We find that DNA methylation in neonatal blood is associated with birthweight, with a difference in birthweight ranging from -183 to 178 grams per 10% increase in methylation

Citation:
Küpers LK, Monnereau C, Sharp GC, Yousefi P, Salas LA, Ghantous A, ..., Huang RC, et al. Meta-analysis of epigenome-wide association studies in neonates reveals widespread differential DNA methylation associated with birthweight. Nature Communications. 2019;10(1):1893

Abstract:
Birthweight is associated with health outcomes across the life course, DNA methylation may be an underlying mechanism. In this meta-analysis of epigenome-wide association studies of 8,825 neonates from 24 birth cohorts in the Pregnancy And Childhood Epigenetics Consortium, we find that DNA methylation in neonatal blood is associated with birthweight at 914 sites, with a difference in birthweight ranging from -183 to 178 grams per 10% increase in methylation (PBonferroni < 1.06 x 10-7).
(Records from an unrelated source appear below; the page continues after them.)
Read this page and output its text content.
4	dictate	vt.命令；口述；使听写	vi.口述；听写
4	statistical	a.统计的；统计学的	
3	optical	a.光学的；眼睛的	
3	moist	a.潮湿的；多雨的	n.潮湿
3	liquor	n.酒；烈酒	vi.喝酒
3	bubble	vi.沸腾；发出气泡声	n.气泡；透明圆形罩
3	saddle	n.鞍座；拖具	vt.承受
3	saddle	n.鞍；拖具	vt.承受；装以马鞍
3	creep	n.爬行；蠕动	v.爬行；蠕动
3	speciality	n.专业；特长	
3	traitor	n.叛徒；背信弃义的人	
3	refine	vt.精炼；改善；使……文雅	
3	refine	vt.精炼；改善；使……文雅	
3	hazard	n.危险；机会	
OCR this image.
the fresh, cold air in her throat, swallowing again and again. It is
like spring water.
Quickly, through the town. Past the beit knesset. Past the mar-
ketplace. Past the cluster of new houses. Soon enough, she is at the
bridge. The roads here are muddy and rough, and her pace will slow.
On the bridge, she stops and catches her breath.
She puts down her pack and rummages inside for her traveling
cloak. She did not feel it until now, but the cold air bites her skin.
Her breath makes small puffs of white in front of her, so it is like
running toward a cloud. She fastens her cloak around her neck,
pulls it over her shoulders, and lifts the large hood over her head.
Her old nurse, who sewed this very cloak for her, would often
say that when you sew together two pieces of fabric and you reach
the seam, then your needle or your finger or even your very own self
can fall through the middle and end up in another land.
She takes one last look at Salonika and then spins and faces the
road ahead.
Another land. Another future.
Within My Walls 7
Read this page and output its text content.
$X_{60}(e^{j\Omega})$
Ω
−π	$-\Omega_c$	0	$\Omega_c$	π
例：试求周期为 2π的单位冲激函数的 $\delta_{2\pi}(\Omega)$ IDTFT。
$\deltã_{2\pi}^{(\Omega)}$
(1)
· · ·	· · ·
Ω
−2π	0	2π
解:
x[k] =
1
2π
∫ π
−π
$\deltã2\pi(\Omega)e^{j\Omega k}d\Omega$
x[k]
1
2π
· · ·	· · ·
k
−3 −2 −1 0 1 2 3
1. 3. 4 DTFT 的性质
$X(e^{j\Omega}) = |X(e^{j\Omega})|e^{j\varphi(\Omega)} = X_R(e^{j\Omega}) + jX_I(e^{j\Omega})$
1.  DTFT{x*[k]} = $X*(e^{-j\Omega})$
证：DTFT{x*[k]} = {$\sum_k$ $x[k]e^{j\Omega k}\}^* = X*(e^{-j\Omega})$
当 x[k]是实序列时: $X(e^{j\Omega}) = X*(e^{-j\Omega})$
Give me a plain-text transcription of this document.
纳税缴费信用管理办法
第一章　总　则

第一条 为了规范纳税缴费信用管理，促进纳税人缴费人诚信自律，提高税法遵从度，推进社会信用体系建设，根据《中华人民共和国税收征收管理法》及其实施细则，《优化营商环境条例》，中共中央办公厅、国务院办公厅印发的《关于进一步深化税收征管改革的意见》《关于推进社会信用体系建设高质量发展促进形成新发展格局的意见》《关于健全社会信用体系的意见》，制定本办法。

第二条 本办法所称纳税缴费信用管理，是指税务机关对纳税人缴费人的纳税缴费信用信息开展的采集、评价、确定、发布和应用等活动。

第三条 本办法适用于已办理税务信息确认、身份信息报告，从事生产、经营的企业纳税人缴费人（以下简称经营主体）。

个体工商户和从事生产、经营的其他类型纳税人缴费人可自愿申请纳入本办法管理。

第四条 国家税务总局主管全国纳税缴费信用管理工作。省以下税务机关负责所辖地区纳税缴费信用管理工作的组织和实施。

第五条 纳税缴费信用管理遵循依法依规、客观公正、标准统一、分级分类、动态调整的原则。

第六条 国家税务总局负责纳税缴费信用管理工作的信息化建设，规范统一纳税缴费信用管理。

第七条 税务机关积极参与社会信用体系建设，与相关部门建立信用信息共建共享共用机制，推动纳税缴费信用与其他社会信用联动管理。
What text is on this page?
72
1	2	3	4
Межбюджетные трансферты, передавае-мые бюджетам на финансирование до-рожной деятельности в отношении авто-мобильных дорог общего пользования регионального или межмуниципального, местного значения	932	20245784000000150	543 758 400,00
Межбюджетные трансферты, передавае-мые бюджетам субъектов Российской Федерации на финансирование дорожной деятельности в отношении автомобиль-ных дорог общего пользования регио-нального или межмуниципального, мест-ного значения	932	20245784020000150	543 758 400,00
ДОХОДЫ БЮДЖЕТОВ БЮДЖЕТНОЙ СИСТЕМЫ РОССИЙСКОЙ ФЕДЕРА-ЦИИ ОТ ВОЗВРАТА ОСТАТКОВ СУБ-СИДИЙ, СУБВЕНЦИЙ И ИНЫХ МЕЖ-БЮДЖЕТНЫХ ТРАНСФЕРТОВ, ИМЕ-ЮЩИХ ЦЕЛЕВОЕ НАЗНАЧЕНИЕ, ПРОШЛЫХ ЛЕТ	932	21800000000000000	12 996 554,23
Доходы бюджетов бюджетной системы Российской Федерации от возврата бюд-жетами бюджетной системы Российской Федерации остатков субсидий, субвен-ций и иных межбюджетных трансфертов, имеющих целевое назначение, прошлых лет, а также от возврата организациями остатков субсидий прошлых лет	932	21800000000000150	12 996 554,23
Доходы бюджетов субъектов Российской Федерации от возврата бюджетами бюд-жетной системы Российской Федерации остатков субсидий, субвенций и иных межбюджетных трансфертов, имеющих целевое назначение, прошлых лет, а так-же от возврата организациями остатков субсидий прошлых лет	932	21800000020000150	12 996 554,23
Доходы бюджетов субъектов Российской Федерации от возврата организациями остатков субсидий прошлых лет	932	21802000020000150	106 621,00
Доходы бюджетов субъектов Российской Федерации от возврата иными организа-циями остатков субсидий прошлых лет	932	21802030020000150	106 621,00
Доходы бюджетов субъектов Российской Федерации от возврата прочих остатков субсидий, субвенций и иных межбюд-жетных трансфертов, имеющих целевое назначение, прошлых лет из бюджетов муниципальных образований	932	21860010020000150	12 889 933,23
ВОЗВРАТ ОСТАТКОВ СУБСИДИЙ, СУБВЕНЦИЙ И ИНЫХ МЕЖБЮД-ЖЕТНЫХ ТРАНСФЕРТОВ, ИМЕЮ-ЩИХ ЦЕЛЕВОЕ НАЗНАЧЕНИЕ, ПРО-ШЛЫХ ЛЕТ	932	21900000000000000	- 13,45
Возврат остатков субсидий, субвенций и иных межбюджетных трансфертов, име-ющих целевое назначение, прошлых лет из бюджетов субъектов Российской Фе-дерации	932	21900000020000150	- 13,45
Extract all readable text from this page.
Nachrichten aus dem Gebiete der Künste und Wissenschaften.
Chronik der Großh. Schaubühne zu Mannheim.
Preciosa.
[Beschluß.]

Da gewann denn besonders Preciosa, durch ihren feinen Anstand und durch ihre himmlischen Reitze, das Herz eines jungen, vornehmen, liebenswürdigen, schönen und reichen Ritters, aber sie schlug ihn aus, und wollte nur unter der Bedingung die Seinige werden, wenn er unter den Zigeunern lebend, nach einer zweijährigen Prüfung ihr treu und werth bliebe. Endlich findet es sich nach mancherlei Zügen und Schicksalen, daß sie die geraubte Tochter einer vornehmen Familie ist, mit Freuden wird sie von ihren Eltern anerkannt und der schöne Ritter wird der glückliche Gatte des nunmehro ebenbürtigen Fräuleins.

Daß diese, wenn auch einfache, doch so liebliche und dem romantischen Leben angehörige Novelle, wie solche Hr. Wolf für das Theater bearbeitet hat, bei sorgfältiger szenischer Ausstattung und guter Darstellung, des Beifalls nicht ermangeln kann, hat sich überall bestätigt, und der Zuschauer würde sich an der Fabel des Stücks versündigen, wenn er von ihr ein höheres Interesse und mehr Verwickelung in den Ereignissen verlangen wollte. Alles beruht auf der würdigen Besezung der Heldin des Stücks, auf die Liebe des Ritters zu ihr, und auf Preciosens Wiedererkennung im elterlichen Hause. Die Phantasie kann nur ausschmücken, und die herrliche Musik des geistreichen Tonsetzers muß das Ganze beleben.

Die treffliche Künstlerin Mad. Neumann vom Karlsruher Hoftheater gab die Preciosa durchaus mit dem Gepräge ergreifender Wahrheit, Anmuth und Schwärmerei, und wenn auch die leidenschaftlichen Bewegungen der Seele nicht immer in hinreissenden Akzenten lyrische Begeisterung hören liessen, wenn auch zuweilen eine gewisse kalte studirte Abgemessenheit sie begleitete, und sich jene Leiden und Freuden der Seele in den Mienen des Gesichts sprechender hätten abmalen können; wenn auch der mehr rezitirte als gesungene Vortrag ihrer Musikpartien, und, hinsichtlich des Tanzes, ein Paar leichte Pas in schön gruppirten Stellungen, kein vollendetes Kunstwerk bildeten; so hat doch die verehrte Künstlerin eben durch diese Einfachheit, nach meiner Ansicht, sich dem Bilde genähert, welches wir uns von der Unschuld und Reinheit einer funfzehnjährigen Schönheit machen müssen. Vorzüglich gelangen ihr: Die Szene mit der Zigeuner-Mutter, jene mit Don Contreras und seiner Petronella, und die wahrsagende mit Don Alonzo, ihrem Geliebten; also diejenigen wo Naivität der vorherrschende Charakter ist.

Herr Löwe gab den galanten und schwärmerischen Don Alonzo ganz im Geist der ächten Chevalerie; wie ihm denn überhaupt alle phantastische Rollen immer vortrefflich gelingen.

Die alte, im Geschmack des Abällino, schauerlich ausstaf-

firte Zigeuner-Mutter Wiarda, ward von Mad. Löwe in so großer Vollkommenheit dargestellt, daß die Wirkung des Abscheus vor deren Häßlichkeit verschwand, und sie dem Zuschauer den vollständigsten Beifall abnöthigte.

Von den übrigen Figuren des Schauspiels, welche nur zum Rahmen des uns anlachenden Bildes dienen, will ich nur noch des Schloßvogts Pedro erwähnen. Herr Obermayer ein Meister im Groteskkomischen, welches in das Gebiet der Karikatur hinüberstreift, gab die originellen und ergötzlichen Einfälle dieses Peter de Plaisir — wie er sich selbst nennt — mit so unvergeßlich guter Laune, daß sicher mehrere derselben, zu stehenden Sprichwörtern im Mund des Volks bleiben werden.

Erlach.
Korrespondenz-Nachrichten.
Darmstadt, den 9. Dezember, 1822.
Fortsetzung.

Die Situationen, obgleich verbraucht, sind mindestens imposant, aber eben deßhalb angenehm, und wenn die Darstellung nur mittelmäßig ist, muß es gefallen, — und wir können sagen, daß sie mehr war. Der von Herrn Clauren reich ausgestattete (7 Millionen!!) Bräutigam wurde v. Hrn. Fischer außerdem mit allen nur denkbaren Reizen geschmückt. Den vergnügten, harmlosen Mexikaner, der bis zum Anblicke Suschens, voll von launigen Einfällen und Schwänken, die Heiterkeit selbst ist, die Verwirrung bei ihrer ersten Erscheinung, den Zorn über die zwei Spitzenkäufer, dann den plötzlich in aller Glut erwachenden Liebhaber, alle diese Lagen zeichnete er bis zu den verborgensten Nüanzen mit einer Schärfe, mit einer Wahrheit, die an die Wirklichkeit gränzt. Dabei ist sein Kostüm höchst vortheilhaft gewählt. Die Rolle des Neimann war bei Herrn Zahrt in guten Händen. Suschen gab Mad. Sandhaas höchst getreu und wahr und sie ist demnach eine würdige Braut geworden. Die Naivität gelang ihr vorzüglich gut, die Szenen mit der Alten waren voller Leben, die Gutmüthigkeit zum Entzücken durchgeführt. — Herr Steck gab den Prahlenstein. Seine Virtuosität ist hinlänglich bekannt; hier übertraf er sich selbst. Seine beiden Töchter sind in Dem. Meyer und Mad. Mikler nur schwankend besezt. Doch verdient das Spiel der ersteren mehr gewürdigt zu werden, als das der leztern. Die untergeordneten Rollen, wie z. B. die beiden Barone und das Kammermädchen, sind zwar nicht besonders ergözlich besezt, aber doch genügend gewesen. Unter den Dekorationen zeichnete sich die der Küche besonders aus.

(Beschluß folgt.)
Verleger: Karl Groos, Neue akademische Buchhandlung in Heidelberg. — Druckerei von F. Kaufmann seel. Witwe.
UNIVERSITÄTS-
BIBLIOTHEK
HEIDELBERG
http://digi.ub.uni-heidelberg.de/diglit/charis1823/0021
In additional analyses in 7,278 participants, <1.3% of birthweight-associated differential methylation is also observed in childhood and adolescence, but not adulthood. Birthweight-related CpGs overlap with some Bonferroni-significant CpGs that were previously reported to be related to maternal smoking (55/914, p = 6.12 x 10-74) and BMI in pregnancy (3/914, p = 1.13x10-3), but not with those related to folate levels in pregnancy. Whether the associations that we observe are causal or explained by confounding or fetal growth influencing DNA methylation (i.e. reverse causality) requires further research.